By Beth U.

I recently went to see Vele (Sails), the photographic work of German artist Tobias Zielony at the Philadelphia Museum of Art. Through stop motion video and a series of photographs, Zielony documents a desolate housing project in the outskirts of Naples known as “The Sails of Scampia.” In the 1960s, architect Francesco Di Salvo designed the complex to house working-class families and furnish them the fixings of ideal city living, such as parks and playing fields. Now, warring mafia factions overrun the labyrinthian structure even as families continue to live there.  Unemployment and organized crime threaten its demolition.

Zielony’s film takes viewers on a tour of Scampia. Despite its impotence as a failed vision of modern utopian architecture, the structure retains its imposing phallic weight.  Innumerable box-like layers stack upon each other to form two symmetrical towers.  Age and rain stain its concrete like black guano. The city reflects a near-turquoise night sky behind.  Zielony stalks the exterior and enters the structure at ground level.  It is cavernous: the metaphor of penetration unavoidable. With no sound, his images take on a sinister, horror-film quality.  This sense of the carnivalesque sharpens when a masked figure suddenly appears in the frame. His (her?) grey rubber face is both comical and terrifying, a tension Zielony maintains between vulnerability—to the edifice itself and the danger it poses—and resilience—the matter-of-fact and everyday ways people occupy this space.   We are left uncertain: is this play or is this transgression?

As the video proceeds, Zielony’s images suggest signs of human occupation: laundry drying against rusted girders, magazine pornography and images of sports teams taped to the wall, a bed.  His eye switches from interior to exterior and back again, giving us panoptic views of buildings beyond and the moat of urban decay below.  He focuses on electric-lit grass, reminding me of a highway median in New Jersey or anywhere. Then, we are outside again, gazing at Scampia from afar. Zielony’s visual sweep of the 1960s façade raises questions about containment, about segregation, about boundaries between its inhabitants and the rest of the city (boundaries also bringing to my mind the 1961 construction of the Berlin Wall) and about the public and the private.
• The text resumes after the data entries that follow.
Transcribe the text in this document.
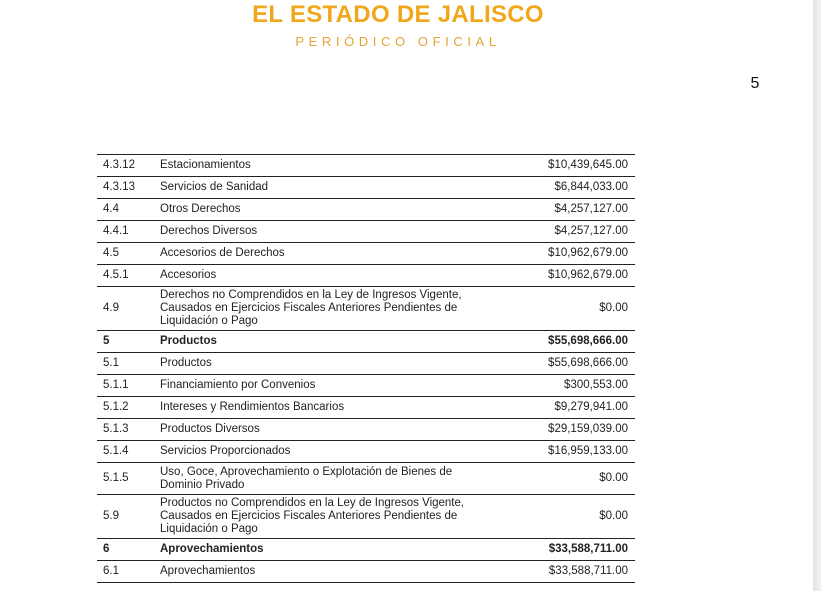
EL ESTADO DE JALISCO
PERIÓDICO OFICIAL
5
4.3.12	Estacionamientos	$10,439,645.00
4.3.13	Servicios de Sanidad	$6,844,033.00
4.4	Otros Derechos	$4,257,127.00
4.4.1	Derechos Diversos	$4,257,127.00
4.5	Accesorios de Derechos	$10,962,679.00
4.5.1	Accesorios	$10,962,679.00
4.9	Derechos no Comprendidos en la Ley de Ingresos Vigente,
Causados en Ejercicios Fiscales Anteriores Pendientes de
Liquidación o Pago	$0.00
5	Productos	$55,698,666.00
5.1	Productos	$55,698,666.00
5.1.1	Financiamiento por Convenios	$300,553.00
5.1.2	Intereses y Rendimientos Bancarios	$9,279,941.00
5.1.3	Productos Diversos	$29,159,039.00
5.1.4	Servicios Proporcionados	$16,959,133.00
5.1.5	Uso, Goce, Aprovechamiento o Explotación de Bienes de
Dominio Privado	$0.00
5.9	Productos no Comprendidos en la Ley de Ingresos Vigente,
Causados en Ejercicios Fiscales Anteriores Pendientes de
Liquidación o Pago	$0.00
6	Aprovechamientos	$33,588,711.00
6.1	Aprovechamientos	$33,588,711.00
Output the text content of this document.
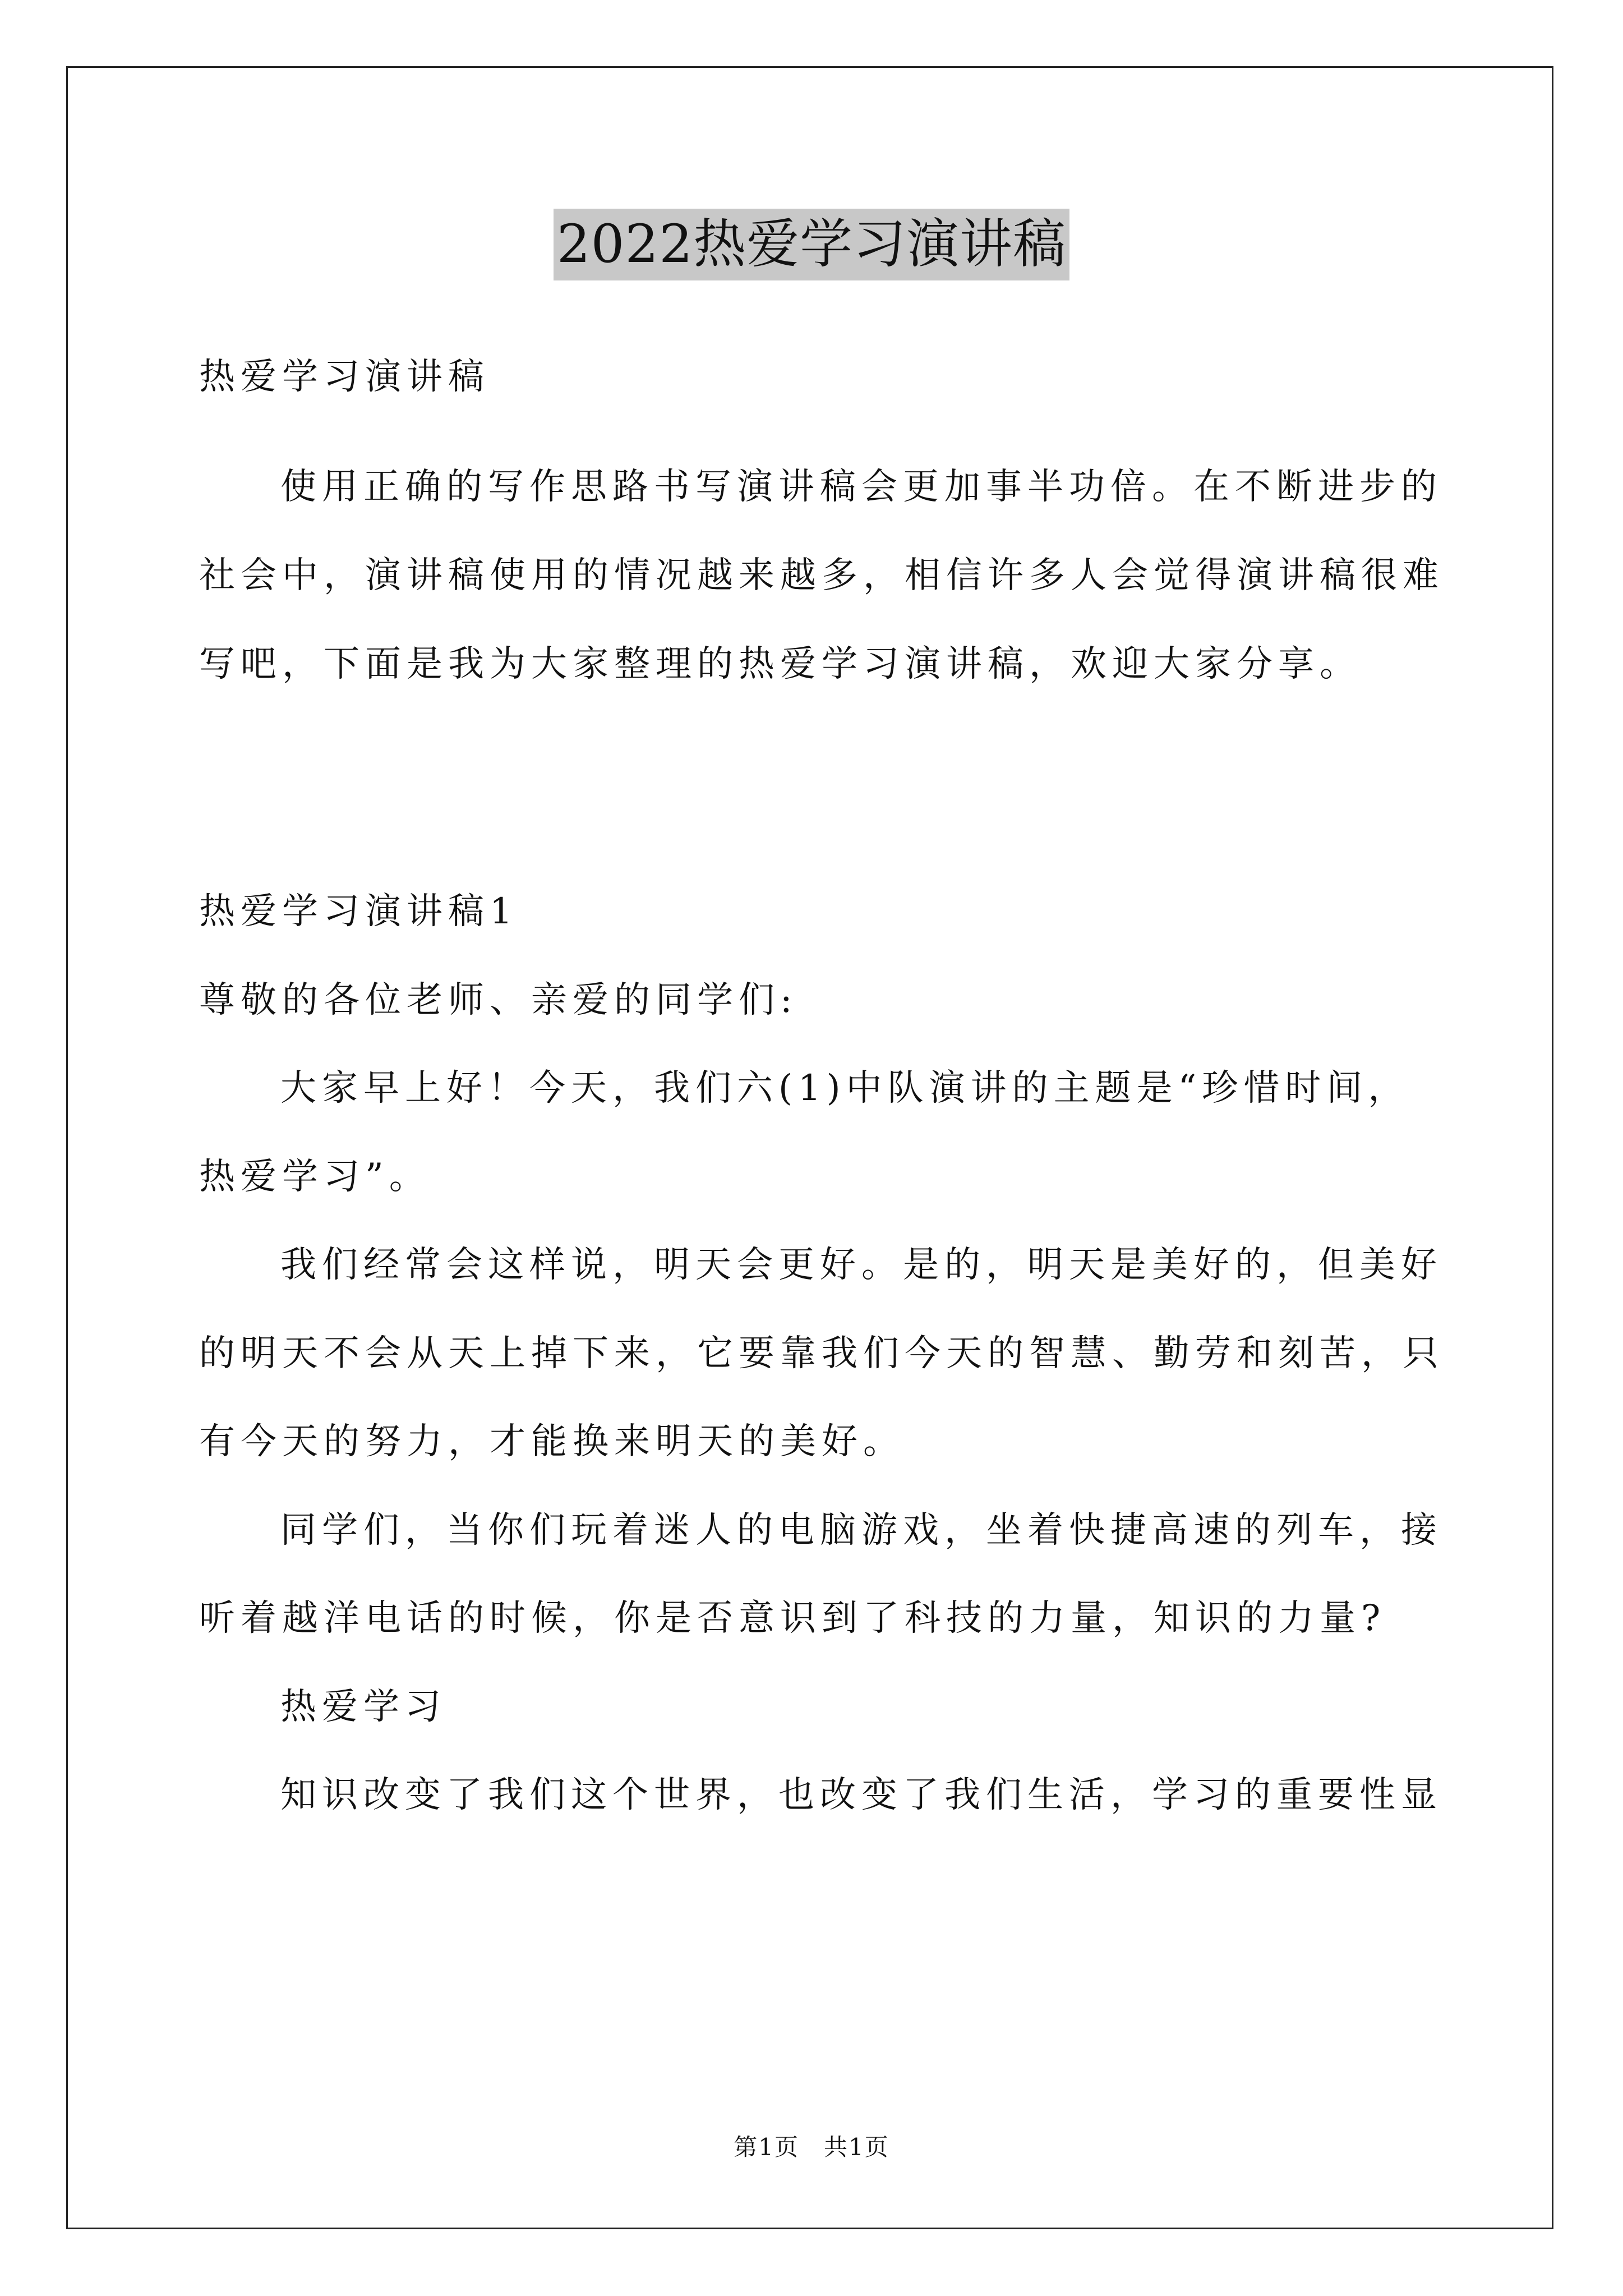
2022热爱学习演讲稿
热爱学习演讲稿
使用正确的写作思路书写演讲稿会更加事半功倍。在不断进步的
社会中，演讲稿使用的情况越来越多，相信许多人会觉得演讲稿很难
写吧，下面是我为大家整理的热爱学习演讲稿，欢迎大家分享。
热爱学习演讲稿1
尊敬的各位老师、亲爱的同学们:
大家早上好！今天，我们六(1)中队演讲的主题是“珍惜时间，
热爱学习”。
我们经常会这样说，明天会更好。是的，明天是美好的，但美好
的明天不会从天上掉下来，它要靠我们今天的智慧、勤劳和刻苦，只
有今天的努力，才能换来明天的美好。
同学们，当你们玩着迷人的电脑游戏，坐着快捷高速的列车，接
听着越洋电话的时候，你是否意识到了科技的力量，知识的力量?
热爱学习
知识改变了我们这个世界，也改变了我们生活，学习的重要性显
第1页　共1页
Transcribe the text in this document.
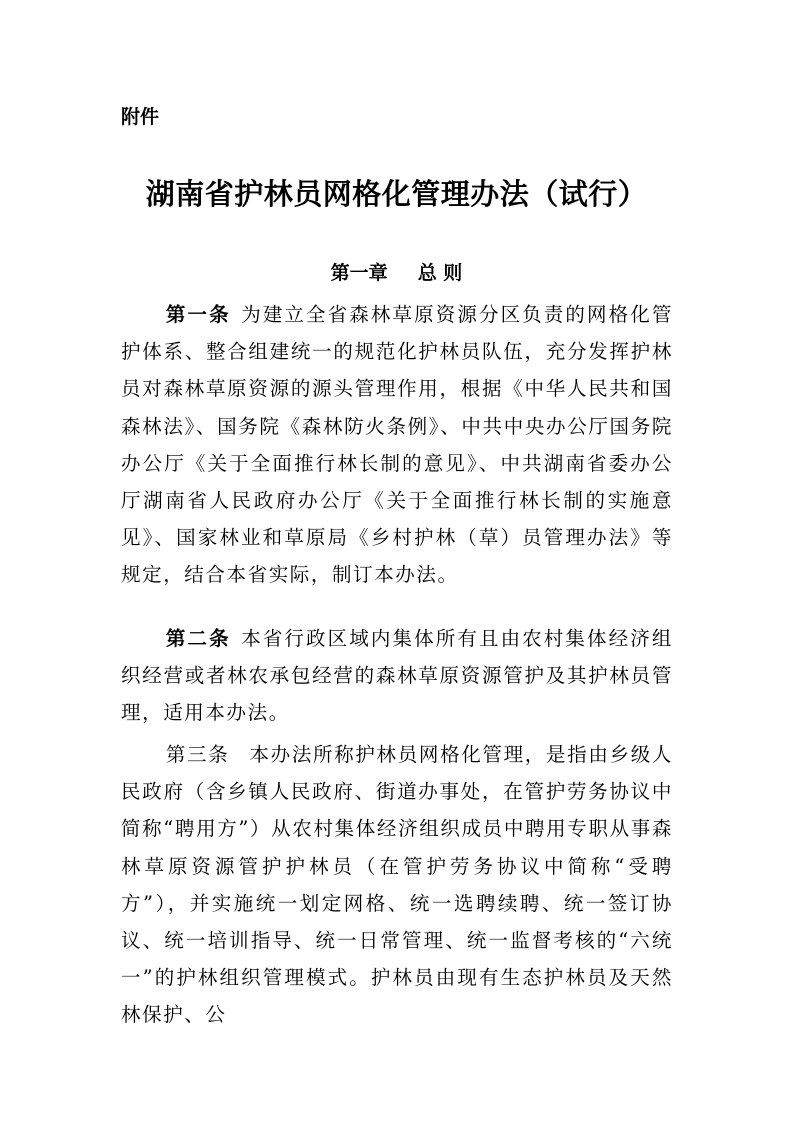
附件
湖南省护林员网格化管理办法（试行）
第一章 总 则

第一条 为建立全省森林草原资源分区负责的网格化管护体系、整合组建统一的规范化护林员队伍，充分发挥护林员对森林草原资源的源头管理作用，根据《中华人民共和国森林法》、国务院《森林防火条例》、中共中央办公厅国务院办公厅《关于全面推行林长制的意见》、中共湖南省委办公厅湖南省人民政府办公厅《关于全面推行林长制的实施意见》、国家林业和草原局《乡村护林（草）员管理办法》等规定，结合本省实际，制订本办法。

第二条 本省行政区域内集体所有且由农村集体经济组织经营或者林农承包经营的森林草原资源管护及其护林员管理，适用本办法。

第三条 本办法所称护林员网格化管理，是指由乡级人民政府（含乡镇人民政府、街道办事处，在管护劳务协议中简称“聘用方”）从农村集体经济组织成员中聘用专职从事森林草原资源管护护林员（在管护劳务协议中简称“受聘方”），并实施统一划定网格、统一选聘续聘、统一签订协议、统一培训指导、统一日常管理、统一监督考核的“六统一”的护林组织管理模式。护林员由现有生态护林员及天然林保护、公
Paul Virilio asked years ago: “In a period of economic crisis, will mass destruction of the large cities replace the traditional politics of large public works? If that happens, there will be no essential difference between economic-industrial recession and war.”* While Zielony lends visibility to urban decline, he also counters the perception of places like Scampia as social dumping grounds alone, imbued only with the failure of development in the face of stringent economic restructuring.

Zielony’s response to Virilio might lie in his photographic emphasis on youth. His stop video technique renders humans as apparitions sketched over Scampia’s dominating edifice. People appear suddenly and just as quickly are gone.  A girl cavorts around her father, a row of bereft washing machines in the background.  Two boys lock in wresting embraces.  Young adolescents pose in the stairwell, decked out in Gucci caps and jackets. A teenage girl with a bare midriff checks her cell phone. Zielony takes time to zoom in on one young man, his gaze expectant and somehow sweet.

As a Philadelphia resident, the scarred architecture of an abandoned industrial core and the structural racism evident in tracks of razed housing are no surprise.  Nor is the reverse exodus bringing young professionals into previously “post-industrial” spaces, reanimating and radically reconfiguring yet again the debate of who does and does not (who can and can not) belong.  As Zielony continues his video journey through Scampia, I am reminded of a gypsum factory that once stood on the banks of the Schuylkill River.  In my younger days, we would climb inside and up the metal staircases to gaze on the heaps of abandoned gypsum.  Youth tagged the corrugated metal with overlapping and warring graffiti while old men cast their fishing rods off the dock beyond.  A few years ago, the city demolished the structure.

At the end of his video, Zielony gathers on a rooftop with Scampia occupants to watch the night. Apocalyptic fireworks shudder in the sky and paint the concrete edifice in pastel hues of blue and pink.  A woman smokes a cigarette.  Zielony’s camera captures her as she glances at him, pitches her spent butt over the side, and moves away.

*Paul Virilio “The Overexposed City” from The Lost Dimension, trans. Daniel Moshenberg, New York: Semiotext(e), 1991.